SERTANISTA DIZ NÃO RECEBER VERBA PÚBLICA DESDE 2014
Dona Eunice é incansável no trabalho à frente da Casa do Índio. Nos últimos anos, nem as especulações a respeito do destino do imóvel de 800m² e a perda de ajuda financeira a fizeram perder o eixo. Quando é necessário, ela tira dinheiro do próprio bolso e compra medicamentos para os índios que vivem no local - todos têm problemas de saúde.
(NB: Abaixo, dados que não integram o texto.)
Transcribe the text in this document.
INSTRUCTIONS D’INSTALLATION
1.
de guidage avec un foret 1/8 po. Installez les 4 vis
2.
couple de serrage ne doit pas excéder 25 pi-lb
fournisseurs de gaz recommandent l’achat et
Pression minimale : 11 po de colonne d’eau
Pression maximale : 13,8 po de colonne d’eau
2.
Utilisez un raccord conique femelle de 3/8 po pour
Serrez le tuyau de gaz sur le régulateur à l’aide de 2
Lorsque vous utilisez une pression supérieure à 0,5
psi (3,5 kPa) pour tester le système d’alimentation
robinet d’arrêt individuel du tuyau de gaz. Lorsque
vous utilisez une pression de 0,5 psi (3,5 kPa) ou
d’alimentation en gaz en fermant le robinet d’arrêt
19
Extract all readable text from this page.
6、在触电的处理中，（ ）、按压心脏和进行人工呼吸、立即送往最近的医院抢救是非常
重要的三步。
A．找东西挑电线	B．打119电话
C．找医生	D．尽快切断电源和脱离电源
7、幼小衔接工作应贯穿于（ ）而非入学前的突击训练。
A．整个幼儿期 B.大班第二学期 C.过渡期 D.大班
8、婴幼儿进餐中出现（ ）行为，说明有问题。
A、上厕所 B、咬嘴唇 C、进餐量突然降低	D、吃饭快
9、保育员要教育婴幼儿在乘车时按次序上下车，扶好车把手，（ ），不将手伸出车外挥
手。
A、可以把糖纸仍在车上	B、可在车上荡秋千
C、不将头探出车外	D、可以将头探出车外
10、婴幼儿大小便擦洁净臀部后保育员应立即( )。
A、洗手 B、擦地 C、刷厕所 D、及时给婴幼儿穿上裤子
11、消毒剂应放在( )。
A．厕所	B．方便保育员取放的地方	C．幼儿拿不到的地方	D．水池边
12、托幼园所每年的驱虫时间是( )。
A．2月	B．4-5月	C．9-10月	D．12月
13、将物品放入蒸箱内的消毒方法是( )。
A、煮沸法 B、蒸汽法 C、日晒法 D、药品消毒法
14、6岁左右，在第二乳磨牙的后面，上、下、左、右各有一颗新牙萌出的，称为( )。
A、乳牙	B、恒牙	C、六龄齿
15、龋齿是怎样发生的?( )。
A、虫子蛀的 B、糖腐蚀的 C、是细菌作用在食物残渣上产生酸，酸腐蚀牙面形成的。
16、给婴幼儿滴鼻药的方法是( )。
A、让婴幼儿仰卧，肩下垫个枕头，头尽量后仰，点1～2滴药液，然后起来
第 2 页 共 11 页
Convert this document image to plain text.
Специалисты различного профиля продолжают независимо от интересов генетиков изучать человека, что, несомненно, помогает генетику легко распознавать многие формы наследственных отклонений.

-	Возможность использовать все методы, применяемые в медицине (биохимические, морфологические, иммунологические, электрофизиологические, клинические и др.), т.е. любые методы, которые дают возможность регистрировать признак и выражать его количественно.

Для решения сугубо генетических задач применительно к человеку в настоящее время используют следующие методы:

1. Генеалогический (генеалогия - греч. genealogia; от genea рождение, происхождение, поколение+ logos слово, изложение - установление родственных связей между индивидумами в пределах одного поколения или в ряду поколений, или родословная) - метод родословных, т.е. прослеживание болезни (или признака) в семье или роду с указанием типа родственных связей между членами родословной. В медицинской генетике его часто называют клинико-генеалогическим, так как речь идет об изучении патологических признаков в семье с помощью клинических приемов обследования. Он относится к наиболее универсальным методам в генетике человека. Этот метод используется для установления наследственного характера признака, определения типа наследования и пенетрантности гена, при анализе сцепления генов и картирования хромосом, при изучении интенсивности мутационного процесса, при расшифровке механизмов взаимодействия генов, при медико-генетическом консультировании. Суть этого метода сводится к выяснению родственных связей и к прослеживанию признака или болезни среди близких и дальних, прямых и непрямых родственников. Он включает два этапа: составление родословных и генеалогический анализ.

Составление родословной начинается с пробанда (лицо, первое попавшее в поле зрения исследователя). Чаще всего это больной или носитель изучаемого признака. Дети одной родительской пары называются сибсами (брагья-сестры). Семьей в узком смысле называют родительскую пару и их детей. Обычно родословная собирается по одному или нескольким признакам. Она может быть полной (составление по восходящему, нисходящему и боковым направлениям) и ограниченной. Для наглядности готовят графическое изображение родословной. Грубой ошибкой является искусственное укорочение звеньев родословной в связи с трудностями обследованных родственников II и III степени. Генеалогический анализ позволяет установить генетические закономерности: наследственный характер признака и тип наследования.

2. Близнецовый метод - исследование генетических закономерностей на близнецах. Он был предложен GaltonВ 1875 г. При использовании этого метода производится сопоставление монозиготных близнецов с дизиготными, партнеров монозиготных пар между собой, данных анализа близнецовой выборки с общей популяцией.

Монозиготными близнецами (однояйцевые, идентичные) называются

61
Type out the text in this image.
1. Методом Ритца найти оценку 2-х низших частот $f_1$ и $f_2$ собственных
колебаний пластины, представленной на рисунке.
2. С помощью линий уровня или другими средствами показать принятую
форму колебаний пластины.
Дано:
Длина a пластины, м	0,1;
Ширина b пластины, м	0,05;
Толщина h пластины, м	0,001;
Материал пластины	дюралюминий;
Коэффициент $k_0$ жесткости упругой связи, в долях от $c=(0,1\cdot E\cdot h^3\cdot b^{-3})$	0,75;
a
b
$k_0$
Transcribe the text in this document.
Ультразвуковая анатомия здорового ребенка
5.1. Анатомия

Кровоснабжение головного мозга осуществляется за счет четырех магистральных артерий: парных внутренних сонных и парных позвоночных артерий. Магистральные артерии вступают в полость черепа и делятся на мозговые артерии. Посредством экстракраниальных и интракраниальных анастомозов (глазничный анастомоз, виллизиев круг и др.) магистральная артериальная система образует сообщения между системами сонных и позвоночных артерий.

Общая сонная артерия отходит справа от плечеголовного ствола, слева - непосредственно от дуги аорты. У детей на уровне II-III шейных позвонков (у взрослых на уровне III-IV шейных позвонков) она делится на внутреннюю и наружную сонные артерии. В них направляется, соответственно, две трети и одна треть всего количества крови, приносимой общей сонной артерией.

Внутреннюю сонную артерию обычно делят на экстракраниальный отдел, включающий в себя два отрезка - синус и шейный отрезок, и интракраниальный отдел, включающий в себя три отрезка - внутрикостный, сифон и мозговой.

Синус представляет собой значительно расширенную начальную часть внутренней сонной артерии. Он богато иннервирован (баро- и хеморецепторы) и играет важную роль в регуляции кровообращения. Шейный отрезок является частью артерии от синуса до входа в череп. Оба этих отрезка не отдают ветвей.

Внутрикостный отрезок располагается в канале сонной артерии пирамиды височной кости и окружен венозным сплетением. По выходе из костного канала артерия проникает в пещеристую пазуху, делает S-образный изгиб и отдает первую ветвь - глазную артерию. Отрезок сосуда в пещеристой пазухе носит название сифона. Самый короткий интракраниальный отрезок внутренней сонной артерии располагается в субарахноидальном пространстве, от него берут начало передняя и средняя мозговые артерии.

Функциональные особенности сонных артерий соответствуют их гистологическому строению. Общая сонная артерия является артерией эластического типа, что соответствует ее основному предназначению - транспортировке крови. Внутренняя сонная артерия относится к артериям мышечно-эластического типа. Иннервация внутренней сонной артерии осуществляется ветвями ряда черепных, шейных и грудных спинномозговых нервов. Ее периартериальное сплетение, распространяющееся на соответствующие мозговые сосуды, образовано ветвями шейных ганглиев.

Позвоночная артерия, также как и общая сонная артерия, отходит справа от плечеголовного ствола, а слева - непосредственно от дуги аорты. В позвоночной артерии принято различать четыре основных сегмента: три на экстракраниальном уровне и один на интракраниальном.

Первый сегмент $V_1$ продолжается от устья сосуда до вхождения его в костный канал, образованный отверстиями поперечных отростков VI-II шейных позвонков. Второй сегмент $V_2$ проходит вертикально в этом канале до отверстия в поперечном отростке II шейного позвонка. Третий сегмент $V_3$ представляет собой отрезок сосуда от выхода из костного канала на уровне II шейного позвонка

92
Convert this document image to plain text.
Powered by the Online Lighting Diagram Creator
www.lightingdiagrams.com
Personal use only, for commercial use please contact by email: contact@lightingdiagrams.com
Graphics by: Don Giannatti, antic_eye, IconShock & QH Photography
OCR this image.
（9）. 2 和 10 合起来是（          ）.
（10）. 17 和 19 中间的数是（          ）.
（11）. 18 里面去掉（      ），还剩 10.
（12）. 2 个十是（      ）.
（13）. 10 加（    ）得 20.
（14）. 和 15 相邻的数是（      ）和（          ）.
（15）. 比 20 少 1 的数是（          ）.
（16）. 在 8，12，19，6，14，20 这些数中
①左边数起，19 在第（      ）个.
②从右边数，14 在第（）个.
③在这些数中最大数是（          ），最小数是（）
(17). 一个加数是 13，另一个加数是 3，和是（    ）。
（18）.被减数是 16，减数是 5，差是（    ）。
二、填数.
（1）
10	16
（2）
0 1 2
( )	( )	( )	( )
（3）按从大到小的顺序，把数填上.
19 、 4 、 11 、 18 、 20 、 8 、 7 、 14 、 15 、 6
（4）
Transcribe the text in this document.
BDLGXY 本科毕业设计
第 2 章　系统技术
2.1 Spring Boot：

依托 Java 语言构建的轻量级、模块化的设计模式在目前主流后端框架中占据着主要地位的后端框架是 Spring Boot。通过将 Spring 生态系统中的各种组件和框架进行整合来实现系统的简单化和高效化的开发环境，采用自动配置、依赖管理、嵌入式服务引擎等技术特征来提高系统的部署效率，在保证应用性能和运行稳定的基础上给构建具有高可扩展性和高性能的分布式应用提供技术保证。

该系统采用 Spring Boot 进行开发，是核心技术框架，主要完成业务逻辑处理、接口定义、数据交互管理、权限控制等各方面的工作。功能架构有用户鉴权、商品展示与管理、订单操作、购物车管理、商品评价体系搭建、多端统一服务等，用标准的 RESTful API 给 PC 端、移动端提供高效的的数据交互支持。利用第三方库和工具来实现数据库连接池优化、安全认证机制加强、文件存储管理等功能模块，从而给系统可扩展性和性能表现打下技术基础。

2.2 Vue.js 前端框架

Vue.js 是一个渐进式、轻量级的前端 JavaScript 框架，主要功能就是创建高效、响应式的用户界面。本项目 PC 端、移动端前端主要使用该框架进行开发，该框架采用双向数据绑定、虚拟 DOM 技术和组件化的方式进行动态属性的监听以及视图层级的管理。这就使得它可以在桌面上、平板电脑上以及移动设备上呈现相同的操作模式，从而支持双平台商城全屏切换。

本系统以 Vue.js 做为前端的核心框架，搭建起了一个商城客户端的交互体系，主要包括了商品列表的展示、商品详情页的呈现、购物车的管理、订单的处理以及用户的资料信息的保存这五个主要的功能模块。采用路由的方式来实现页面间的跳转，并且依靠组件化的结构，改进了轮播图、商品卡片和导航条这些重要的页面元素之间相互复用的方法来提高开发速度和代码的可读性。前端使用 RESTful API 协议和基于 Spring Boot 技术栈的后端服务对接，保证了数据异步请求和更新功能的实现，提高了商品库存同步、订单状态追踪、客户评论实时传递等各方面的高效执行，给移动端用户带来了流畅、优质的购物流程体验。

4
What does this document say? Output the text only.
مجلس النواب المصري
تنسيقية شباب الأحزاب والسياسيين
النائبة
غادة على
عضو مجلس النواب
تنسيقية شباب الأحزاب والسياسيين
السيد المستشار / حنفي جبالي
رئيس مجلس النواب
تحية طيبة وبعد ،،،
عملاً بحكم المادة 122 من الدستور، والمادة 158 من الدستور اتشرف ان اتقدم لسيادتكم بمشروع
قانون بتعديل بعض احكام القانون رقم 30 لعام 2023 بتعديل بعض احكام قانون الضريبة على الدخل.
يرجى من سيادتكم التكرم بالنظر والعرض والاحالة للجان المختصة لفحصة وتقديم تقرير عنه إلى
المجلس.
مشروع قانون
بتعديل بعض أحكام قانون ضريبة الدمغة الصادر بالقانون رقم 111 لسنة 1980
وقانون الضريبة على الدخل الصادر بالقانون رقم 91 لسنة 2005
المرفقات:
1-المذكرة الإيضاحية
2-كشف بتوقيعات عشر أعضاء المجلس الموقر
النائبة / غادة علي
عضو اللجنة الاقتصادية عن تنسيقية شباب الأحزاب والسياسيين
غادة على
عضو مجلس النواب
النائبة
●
A sertanista aposentada conta que, até 2014, a Casa do Índio contava com 14 funcionários mantidos por uma Organização Não Governamental (ONG) apoiada pela Fundação Nacional do Índio (Funai) e pela Fundação Nacional de Saúde (Funasa). A equipe contava com professores, auxiliares administrativos, motorista e cuidadores. A ajuda, segundo ela, desapareceu, e hoje os índios sobrevivem com doações de igrejas e de instituições como o Rotary.
MORADORES SE AJUDAM
A equipe de cuidadores se resume a Dona Eunice e a Vânia Maria dos Santos, de 61 anos, única integrante do grupo que permaneceu na Casa do Índio depois que a verba acabou. Os moradores que não têm transtornos mentais também contribuem com o cuidado dos demais.
- Sempre me envolvi nas causas das pessoas necessitadas. Aqui só tem duas saídas para pegarem o imóvel: ou queimam minha imagem ou a mim mesma. Enquanto eu tiver saúde, vão ter que me engolir - avisou Dona Eunice.
Procurada para falar sobre a situação da Casa do Índio, a Funai não se manifestou.